The parties intend that the covenants contained in this Section 7.1 shall be
deemed to be a series of separate covenants, one for each county in each state
of the United States and, except for geographic coverage, each such separate
covenant shall be identical in terms to the covenant contained in this Section
7.1.

                  7.2 No Solicitation. During the Restricted Period, the
Consultant covenants and agrees that neither it nor its principals shall,
directly or indirectly through any affiliate, employee, agent or representative,
interfere with, or take any action that would have the effect of interfering
with, the contractual and other relationships between the Company or any of its
affiliates and any of its or their employees. During the Restricted Period, the
Company covenants and agrees that neither it nor its principals shall, directly
or indirectly through any affiliate, employee, agent or representative,
interfere with, or take any action that would have the effect of interfering
with, the contractual and other relationships between the Consultant or any of
its affiliates and any of its or their employees.

                  7.3 Tolling.
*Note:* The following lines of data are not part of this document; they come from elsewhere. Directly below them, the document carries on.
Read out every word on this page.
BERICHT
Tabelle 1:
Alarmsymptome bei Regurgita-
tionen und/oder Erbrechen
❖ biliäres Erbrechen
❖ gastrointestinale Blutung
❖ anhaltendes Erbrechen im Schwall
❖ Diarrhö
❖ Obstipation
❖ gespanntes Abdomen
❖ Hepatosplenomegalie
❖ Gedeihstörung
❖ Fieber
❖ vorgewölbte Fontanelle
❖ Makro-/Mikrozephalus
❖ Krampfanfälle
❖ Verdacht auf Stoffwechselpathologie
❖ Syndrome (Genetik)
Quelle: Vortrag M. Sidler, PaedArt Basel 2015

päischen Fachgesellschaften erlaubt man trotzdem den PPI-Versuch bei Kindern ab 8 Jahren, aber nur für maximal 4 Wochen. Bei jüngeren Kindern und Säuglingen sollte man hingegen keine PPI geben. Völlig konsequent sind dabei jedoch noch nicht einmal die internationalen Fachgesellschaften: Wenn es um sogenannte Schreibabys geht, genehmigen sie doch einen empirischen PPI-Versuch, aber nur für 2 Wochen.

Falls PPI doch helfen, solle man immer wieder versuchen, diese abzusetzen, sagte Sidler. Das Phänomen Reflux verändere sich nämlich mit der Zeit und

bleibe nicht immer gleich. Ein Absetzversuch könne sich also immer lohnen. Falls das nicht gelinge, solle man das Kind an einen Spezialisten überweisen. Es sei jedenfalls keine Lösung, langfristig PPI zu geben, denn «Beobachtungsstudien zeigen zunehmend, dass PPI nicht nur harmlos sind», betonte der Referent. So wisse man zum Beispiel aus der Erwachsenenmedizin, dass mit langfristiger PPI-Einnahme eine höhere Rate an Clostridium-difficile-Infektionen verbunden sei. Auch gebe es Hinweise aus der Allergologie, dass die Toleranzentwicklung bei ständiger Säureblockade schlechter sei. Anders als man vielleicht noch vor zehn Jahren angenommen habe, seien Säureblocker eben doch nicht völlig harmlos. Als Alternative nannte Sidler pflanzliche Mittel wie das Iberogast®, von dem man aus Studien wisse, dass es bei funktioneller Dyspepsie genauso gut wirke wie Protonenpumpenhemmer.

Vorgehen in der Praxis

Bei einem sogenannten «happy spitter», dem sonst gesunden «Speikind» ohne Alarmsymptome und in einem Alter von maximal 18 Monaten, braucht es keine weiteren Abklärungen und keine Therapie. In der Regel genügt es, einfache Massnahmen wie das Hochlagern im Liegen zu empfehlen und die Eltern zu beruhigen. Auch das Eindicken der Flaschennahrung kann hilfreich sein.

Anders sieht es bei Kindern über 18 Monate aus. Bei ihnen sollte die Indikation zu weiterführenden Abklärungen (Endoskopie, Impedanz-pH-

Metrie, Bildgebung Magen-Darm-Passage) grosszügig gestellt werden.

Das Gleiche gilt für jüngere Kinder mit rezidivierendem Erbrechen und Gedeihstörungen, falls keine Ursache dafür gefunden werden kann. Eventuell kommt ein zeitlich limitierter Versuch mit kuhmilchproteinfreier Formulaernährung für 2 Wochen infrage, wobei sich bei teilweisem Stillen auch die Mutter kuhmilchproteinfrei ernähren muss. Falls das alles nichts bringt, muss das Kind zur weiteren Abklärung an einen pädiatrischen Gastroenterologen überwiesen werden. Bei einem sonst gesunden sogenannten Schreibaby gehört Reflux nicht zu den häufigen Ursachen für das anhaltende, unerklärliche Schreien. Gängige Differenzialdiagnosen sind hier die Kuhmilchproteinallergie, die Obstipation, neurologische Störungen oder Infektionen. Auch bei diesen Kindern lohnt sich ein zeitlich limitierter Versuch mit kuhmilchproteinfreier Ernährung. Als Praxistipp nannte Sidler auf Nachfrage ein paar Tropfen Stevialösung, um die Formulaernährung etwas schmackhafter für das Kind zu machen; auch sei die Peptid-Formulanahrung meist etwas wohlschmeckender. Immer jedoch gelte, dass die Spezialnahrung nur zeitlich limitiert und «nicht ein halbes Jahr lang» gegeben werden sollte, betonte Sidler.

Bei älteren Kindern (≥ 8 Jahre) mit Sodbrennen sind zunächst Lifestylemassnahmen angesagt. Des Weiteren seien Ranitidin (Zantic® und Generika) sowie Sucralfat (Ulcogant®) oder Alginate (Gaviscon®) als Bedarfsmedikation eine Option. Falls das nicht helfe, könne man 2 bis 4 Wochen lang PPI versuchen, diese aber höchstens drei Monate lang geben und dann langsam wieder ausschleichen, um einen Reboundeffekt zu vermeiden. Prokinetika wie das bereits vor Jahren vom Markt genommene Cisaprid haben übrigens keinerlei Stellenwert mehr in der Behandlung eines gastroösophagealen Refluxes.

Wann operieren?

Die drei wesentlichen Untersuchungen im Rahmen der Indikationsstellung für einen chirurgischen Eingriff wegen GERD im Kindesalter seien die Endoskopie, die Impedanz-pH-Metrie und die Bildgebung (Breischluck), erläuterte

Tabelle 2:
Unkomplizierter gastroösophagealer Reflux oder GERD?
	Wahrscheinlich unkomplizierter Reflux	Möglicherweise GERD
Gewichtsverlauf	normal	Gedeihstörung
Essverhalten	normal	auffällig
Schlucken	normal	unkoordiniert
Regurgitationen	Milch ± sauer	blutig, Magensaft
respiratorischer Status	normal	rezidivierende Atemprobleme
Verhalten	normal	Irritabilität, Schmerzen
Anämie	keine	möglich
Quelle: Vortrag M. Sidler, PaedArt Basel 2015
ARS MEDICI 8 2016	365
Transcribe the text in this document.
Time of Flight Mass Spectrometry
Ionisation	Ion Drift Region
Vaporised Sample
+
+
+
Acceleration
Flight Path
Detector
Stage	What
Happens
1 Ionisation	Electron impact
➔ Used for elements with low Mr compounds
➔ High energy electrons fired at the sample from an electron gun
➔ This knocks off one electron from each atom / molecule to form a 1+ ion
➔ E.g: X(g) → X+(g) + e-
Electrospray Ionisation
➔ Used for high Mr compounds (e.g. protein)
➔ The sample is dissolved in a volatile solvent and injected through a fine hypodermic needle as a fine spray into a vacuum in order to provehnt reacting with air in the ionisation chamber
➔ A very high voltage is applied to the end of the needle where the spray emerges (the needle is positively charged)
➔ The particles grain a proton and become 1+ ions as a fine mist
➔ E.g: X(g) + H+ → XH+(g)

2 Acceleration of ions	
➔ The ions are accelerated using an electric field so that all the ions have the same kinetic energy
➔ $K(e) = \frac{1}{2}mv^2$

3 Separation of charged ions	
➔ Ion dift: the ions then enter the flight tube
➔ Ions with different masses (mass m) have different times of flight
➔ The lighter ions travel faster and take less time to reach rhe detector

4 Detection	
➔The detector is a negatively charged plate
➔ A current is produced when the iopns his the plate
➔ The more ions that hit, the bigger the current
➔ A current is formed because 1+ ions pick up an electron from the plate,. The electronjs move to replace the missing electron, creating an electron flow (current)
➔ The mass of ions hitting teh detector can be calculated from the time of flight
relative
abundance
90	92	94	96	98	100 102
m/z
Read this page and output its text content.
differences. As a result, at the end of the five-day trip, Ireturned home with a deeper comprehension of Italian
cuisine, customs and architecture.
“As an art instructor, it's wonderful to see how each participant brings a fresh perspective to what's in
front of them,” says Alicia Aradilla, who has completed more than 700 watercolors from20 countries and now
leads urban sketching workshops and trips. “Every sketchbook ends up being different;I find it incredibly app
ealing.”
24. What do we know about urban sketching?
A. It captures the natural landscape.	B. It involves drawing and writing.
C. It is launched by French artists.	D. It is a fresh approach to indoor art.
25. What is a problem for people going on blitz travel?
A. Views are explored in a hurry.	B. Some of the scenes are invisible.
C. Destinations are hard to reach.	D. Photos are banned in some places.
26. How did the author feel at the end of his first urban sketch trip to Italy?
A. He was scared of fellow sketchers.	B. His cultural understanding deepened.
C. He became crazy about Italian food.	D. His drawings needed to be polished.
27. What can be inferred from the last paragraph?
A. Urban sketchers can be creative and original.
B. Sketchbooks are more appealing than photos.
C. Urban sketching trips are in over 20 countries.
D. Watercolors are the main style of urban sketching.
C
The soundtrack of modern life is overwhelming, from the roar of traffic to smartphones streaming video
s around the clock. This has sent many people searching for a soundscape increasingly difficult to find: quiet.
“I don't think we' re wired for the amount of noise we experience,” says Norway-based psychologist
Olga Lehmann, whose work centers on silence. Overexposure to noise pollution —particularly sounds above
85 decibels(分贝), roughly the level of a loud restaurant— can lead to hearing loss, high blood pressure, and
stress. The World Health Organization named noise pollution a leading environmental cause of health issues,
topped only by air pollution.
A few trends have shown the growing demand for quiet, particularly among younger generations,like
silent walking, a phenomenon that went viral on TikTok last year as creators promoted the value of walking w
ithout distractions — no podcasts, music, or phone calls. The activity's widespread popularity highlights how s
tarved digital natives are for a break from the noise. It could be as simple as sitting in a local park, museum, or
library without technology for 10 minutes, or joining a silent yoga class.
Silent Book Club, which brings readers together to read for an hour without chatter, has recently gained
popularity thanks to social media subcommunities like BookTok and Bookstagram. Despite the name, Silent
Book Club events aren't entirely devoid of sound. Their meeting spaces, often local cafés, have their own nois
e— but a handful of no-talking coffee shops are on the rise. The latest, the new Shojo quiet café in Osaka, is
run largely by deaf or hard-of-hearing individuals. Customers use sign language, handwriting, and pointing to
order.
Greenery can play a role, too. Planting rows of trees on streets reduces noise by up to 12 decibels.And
If the Consultant violates any covenant contained
in this Section, then the Restricted Period shall be tolled for the period
commencing on the commencement of such violation and ending upon the earlier of
(a) such time as such violation shall be cured by the Consultant to the
reasonable satisfaction of the Company or (b) final adjudication (including
appeals) of any action filed for injunctive relief or damages arising out of
such violation.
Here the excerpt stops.